キリンアートプロジェクト2005「次々」KPOキリンプラザOSAKA)を見る。

石上純也/大森隆義/カワイオカムラ/淀川テクニック/束芋

 キリンアワードの後番組となるキリンの新企画。4組のアーティストが4人のキュレーター(選者)によって選ばれているのだが、圧倒的に面白かったのが「淀川テクニック」である。
 ゴミみたいな美術とよく悪口として言われることがあるが、こと「淀川テクニック」に関していえば説明として的を得ている。もっとも、より正確さをきせば間違っているかも。
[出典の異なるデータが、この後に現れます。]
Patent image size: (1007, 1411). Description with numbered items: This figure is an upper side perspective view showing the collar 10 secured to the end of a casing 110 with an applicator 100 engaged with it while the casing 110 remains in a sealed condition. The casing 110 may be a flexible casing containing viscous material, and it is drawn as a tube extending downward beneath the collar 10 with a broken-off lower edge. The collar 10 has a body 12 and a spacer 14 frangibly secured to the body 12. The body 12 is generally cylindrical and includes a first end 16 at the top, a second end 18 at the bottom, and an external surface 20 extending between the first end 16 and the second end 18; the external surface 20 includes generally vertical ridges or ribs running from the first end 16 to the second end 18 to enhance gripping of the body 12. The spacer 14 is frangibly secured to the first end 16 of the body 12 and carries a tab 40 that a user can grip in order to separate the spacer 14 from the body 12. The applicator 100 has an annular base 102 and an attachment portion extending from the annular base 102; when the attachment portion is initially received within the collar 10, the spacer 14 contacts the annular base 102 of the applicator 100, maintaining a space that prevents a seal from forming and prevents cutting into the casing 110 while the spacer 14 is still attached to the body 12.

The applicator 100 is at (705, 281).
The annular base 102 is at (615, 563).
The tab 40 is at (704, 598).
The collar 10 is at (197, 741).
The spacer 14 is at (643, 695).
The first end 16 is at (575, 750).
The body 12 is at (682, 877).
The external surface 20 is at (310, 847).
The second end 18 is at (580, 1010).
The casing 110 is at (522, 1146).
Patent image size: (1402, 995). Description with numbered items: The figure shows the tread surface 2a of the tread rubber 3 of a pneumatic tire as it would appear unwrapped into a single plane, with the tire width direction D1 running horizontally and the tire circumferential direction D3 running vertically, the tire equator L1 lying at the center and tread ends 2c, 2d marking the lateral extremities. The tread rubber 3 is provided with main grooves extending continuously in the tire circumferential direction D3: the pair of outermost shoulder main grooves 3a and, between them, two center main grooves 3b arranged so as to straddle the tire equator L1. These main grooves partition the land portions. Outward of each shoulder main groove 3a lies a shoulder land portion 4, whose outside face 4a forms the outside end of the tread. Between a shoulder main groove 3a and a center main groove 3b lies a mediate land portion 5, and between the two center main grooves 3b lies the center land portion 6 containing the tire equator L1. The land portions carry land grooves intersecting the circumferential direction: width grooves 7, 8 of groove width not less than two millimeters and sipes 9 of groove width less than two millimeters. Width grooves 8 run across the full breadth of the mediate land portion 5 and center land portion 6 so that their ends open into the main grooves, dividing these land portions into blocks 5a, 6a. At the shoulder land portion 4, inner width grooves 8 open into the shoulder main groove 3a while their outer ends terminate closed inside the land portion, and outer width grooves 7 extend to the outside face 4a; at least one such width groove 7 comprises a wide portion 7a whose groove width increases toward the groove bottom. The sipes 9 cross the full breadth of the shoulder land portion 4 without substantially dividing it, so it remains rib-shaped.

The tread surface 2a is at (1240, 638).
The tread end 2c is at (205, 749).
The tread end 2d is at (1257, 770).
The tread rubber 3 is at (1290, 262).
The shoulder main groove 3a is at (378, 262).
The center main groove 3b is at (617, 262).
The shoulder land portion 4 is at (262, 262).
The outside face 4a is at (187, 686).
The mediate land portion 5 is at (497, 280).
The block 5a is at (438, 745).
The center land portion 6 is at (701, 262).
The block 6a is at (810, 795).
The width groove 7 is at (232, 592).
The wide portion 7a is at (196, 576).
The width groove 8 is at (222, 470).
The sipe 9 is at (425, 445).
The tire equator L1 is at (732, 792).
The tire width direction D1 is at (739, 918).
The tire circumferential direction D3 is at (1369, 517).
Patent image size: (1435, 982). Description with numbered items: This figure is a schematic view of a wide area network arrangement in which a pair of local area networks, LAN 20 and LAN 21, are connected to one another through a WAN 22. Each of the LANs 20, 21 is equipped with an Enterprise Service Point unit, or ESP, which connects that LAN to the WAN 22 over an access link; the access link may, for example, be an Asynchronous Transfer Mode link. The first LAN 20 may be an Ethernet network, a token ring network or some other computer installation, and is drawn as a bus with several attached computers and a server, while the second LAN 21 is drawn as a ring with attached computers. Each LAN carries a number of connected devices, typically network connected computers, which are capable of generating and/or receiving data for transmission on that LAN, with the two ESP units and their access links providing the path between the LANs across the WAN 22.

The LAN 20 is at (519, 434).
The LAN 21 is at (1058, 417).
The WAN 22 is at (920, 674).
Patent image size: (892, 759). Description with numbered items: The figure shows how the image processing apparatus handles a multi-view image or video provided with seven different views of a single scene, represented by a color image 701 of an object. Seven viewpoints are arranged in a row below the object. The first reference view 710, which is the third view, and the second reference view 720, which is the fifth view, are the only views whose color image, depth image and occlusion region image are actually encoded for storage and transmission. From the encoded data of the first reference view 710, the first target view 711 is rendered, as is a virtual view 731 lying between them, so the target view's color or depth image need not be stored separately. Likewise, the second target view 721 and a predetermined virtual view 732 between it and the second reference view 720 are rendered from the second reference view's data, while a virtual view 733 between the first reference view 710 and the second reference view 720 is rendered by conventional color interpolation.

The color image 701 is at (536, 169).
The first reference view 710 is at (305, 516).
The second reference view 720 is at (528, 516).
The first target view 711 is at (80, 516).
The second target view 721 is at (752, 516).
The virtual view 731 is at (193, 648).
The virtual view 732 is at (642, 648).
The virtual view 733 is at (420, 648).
というのは彼らの作品は「ゴミみたい」なんじゃなくて、「ゴミそのもの」だからだ(笑い)。

淀川テクニック(よどがわてくにっく)
柴田英昭(しばたひであき)/1976年岡山県生まれ。
松永和也(まつながかずや)/1977年熊本県生まれ。2003年大阪淀川に落ちているゴミ、漂流物等を使って作品を作るアートユニット「淀川テクニック」結成。2004年『ゴミ淀川産展』淀川区役所内淀川区民ギャラリー、大阪淀川十三橋のたもとに作品を常時展示中。2004年『GEISAI-5』銀賞受賞

 紹介サイトでの経歴にもあるように「淀川テクニック」とは大阪淀川に落ちているゴミ、漂流物等を使って作品を作るアートユニット。海岸に漂流する漂流物などを使って作品を作る美術家の作品は以前見たことがあるが、そういう人の作品と彼らが大きく違うのは彼らの作品は「大阪淀川十三橋のたもとに作品を常時展示中」という現地で見たら、おそらく映像作品として提示されているビデオに映る作品を見る限りは美術作品というよりは「ゴミそのもの」にしか見えないだろうということ(笑い)。そういう意味で作品そのものはそれこそ思わず笑ってしまうぐらいしょぼい(特にビデオに登場したゴミ犬はもうちょっとなんとかならんか感がすごかった)のだが、それでも美術家として彼らのセンスが侮れないなと思うのは、奥の方に作品の素材、そして、それもある意味「作品」として、ラップで食品のように梱包された「淀川産のゴミ」が壁いっぱいに展示されていて、それはもう本当に汚らしい感じなのだが、そこの場所とは敷居パネルで分離された会場の入り口に数点、彼らの作品を写真で写して引き伸ばしたものが展示されているのだが、それはびっくりするぐらいに美しく*1、このギャップはいったいなんなんだろうと考えさせられるからだ。 
 後から聞いたところによるとこの作品が観客投票による「グランプリ」を受賞したということだが、それも当然と思わせるものがあった。ただ、それでもあのアトリエに行く勇気はなかなかないが(笑い)。冬は目茶寒そうだし、夏は夏でやぶ蚊をはじめいろんなものに悩まされそうそうだし。